The pair hopes to release the camera’s operating software to the public within year, at which point any programmer will be able to write apps controlling any element of the camera’s performance: focus, exposure, flash, shutter speed, aperture, ISO, you name it, all freely downloadable and installable by users of the device. Programmers will also be able to create their own algorithms for processing images in new and unprecedented ways. The exploration is already underway in the lab, but a crowd-sourced effort could create limitless possibilities in the emerging field of computational photography by taking the research out of the lab and into the studio and the stadium, the countryside and the streets.

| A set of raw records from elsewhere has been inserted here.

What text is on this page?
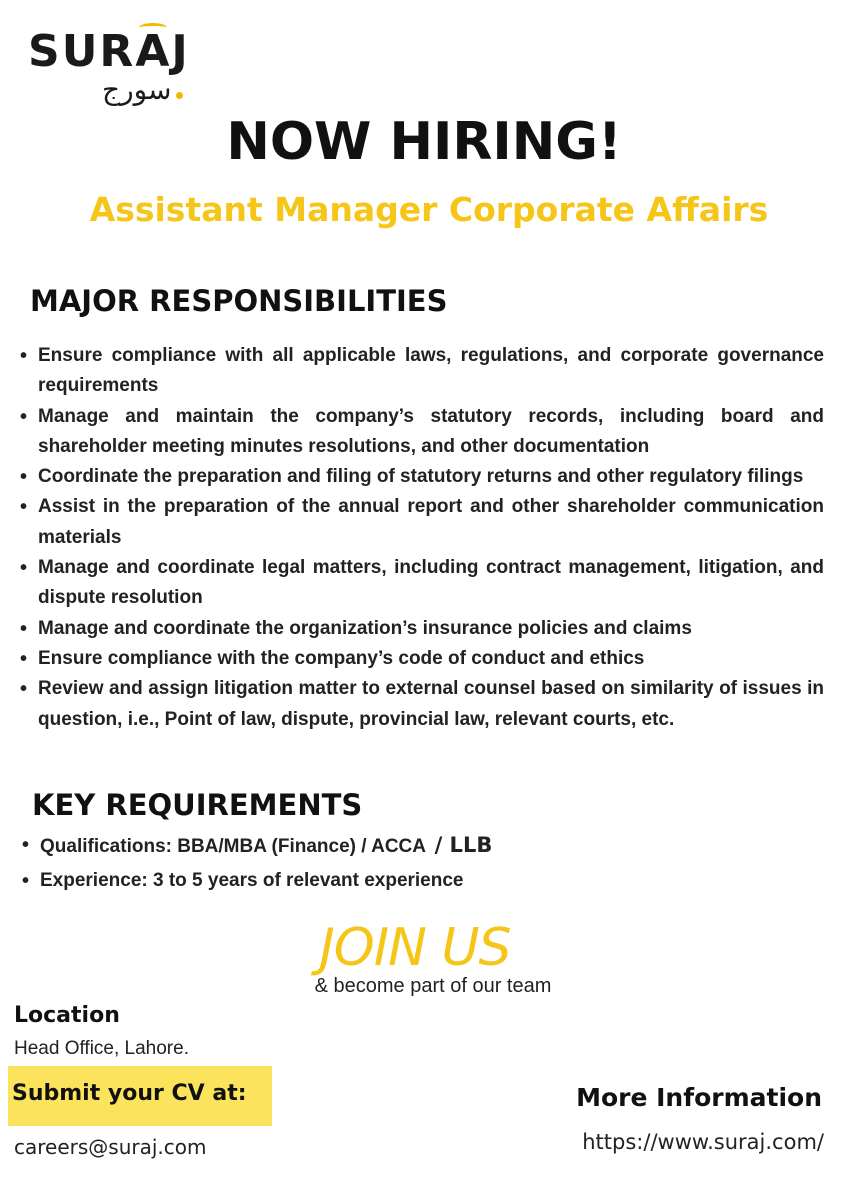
SURAJ
سورج
NOW HIRING!
Assistant Manager Corporate Affairs
MAJOR RESPONSIBILITIES
• Ensure compliance with all applicable laws, regulations, and corporate governance requirements
• Manage and maintain the company’s statutory records, including board and shareholder meeting minutes resolutions, and other documentation
• Coordinate the preparation and filing of statutory returns and other regulatory filings
• Assist in the preparation of the annual report and other shareholder communication materials
• Manage and coordinate legal matters, including contract management, litigation, and dispute resolution
• Manage and coordinate the organization’s insurance policies and claims
• Ensure compliance with the company’s code of conduct and ethics
• Review and assign litigation matter to external counsel based on similarity of issues in question, i.e., Point of law, dispute, provincial law, relevant courts, etc.
KEY REQUIREMENTS
• Qualifications: BBA/MBA (Finance) / ACCA / LLB
• Experience: 3 to 5 years of relevant experience
JOIN US
& become part of our team
Location
Head Office, Lahore.
Submit your CV at:
careers@suraj.com
More Information
https://www.suraj.com/
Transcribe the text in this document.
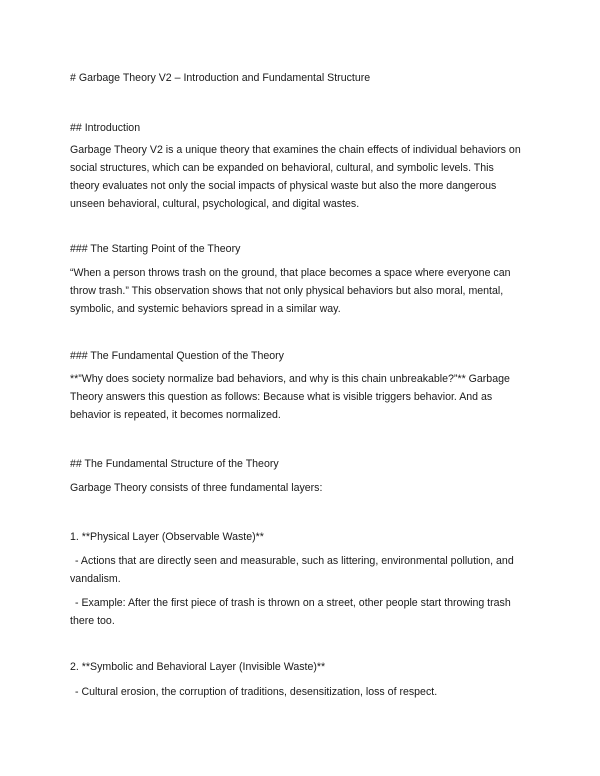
# Garbage Theory V2 – Introduction and Fundamental Structure
## Introduction
Garbage Theory V2 is a unique theory that examines the chain effects of individual behaviors on
social structures, which can be expanded on behavioral, cultural, and symbolic levels. This
theory evaluates not only the social impacts of physical waste but also the more dangerous
unseen behavioral, cultural, psychological, and digital wastes.
### The Starting Point of the Theory
“When a person throws trash on the ground, that place becomes a space where everyone can
throw trash.” This observation shows that not only physical behaviors but also moral, mental,
symbolic, and systemic behaviors spread in a similar way.
### The Fundamental Question of the Theory
**”Why does society normalize bad behaviors, and why is this chain unbreakable?”** Garbage
Theory answers this question as follows: Because what is visible triggers behavior. And as
behavior is repeated, it becomes normalized.
## The Fundamental Structure of the Theory
Garbage Theory consists of three fundamental layers:
1. **Physical Layer (Observable Waste)**
- Actions that are directly seen and measurable, such as littering, environmental pollution, and
vandalism.
- Example: After the first piece of trash is thrown on a street, other people start throwing trash
there too.
2. **Symbolic and Behavioral Layer (Invisible Waste)**
- Cultural erosion, the corruption of traditions, desensitization, loss of respect.
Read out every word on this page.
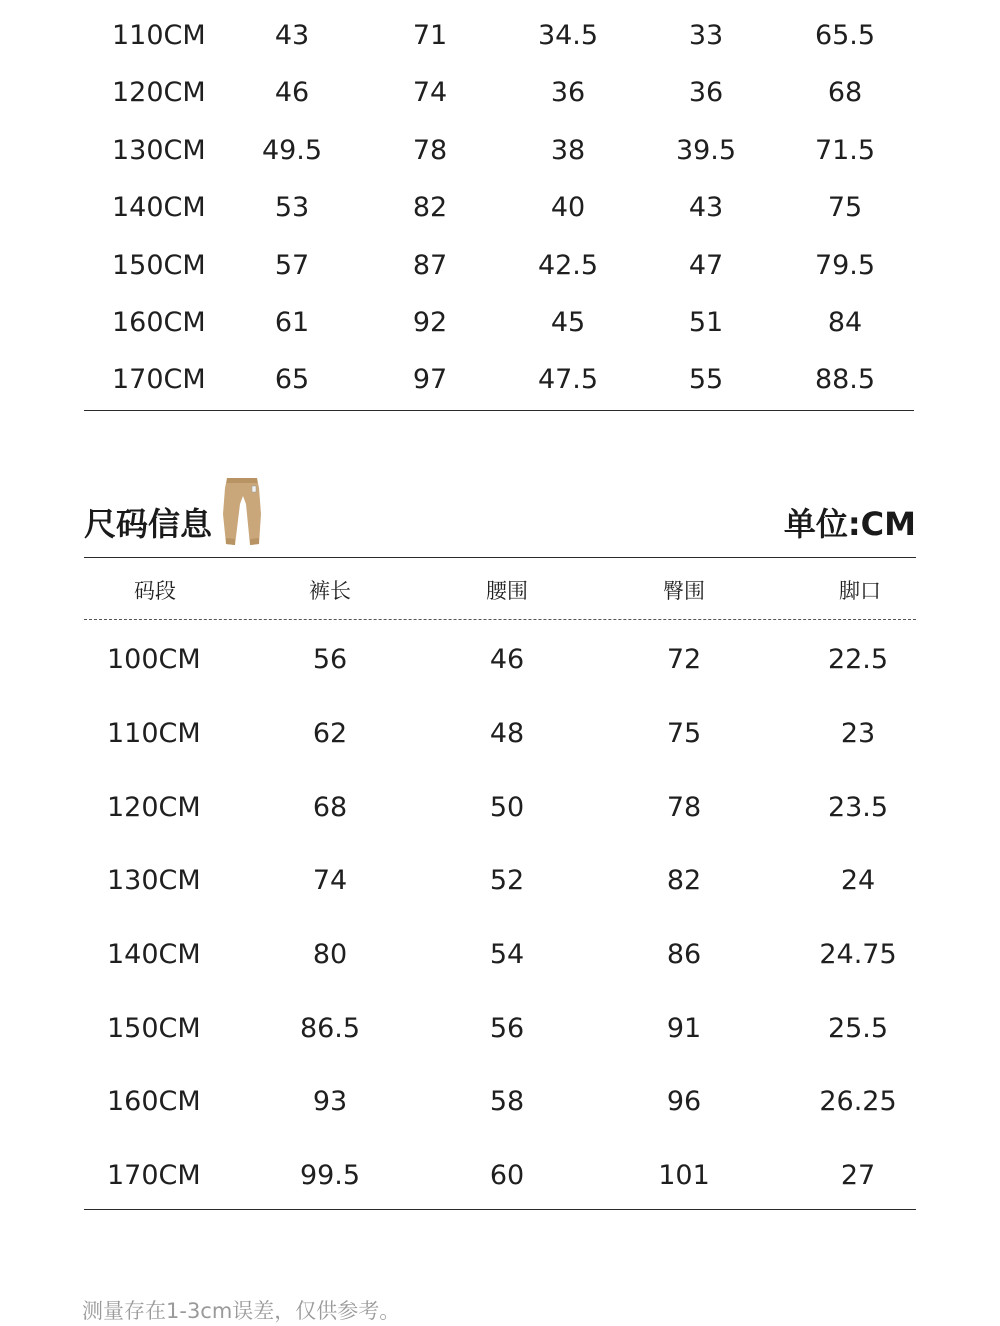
110CM	43	71	34.5	33	65.5
120CM	46	74	36	36	68
130CM	49.5	78	38	39.5	71.5
140CM	53	82	40	43	75
150CM	57	87	42.5	47	79.5
160CM	61	92	45	51	84
170CM	65	97	47.5	55	88.5
尺码信息	单位:CM
码段	裤长	腰围	臀围	脚口
100CM	56	46	72	22.5
110CM	62	48	75	23
120CM	68	50	78	23.5
130CM	74	52	82	24
140CM	80	54	86	24.75
150CM	86.5	56	91	25.5
160CM	93	58	96	26.25
170CM	99.5	60	101	27
测量存在1-3cm误差，仅供参考。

For several years, open-source developers have made available a free alternative firmware for Canon cameras, permitting users of off-the-shelf cameras to add brand-new features like live histograms, ISO tweaking, and even games. But the Frankencamera project is aiming higher.

The ultimate goal is to create a Frankencamera from widely available hardware at a cost that is accessible to those who wish to explore the platform, ideally under $1,000, a price most serious photographers will agree is pretty fair for serious photo optics. The prototype, assembled at Stanford, uses a TI processor running Linux, an imaging chip from a Nokia N95 phone, and Canon lenses. From there, users just need to start assembling the monster’s many parts. For instance, one idea that has been extensively explored in the lab, but is still stuck there, is dynamic range expansion: taking multiple pictures of the same scene at varying exposures, and then compositing them into a single image in which each pixel is optimally lit. Computers in the lab can extend dynamic range. So can Frankencamera. But no commercially available camera can.

More programmers toying with more ideas will hopefully lead to a better understanding of what digital photography is capable of and drive innovations to market. Several other ideas have been kicked around for Frankencamera, including using high-res still shots to enhance low-res video and creating an online network allowing cameras to communicate with each other, swapping information about settings and enabling cameras to make smart recommendations to users.

But the idea, of course, is for the open-source platform to allow for developments Levoy and Adams haven’t even thought of yet, reanimating the kind of outside-the-viewfinder thinking that prompted George Eastman to spool film onto a roll, the kind of uncontrolled thinking that escapes from the lab and takes the world by storm.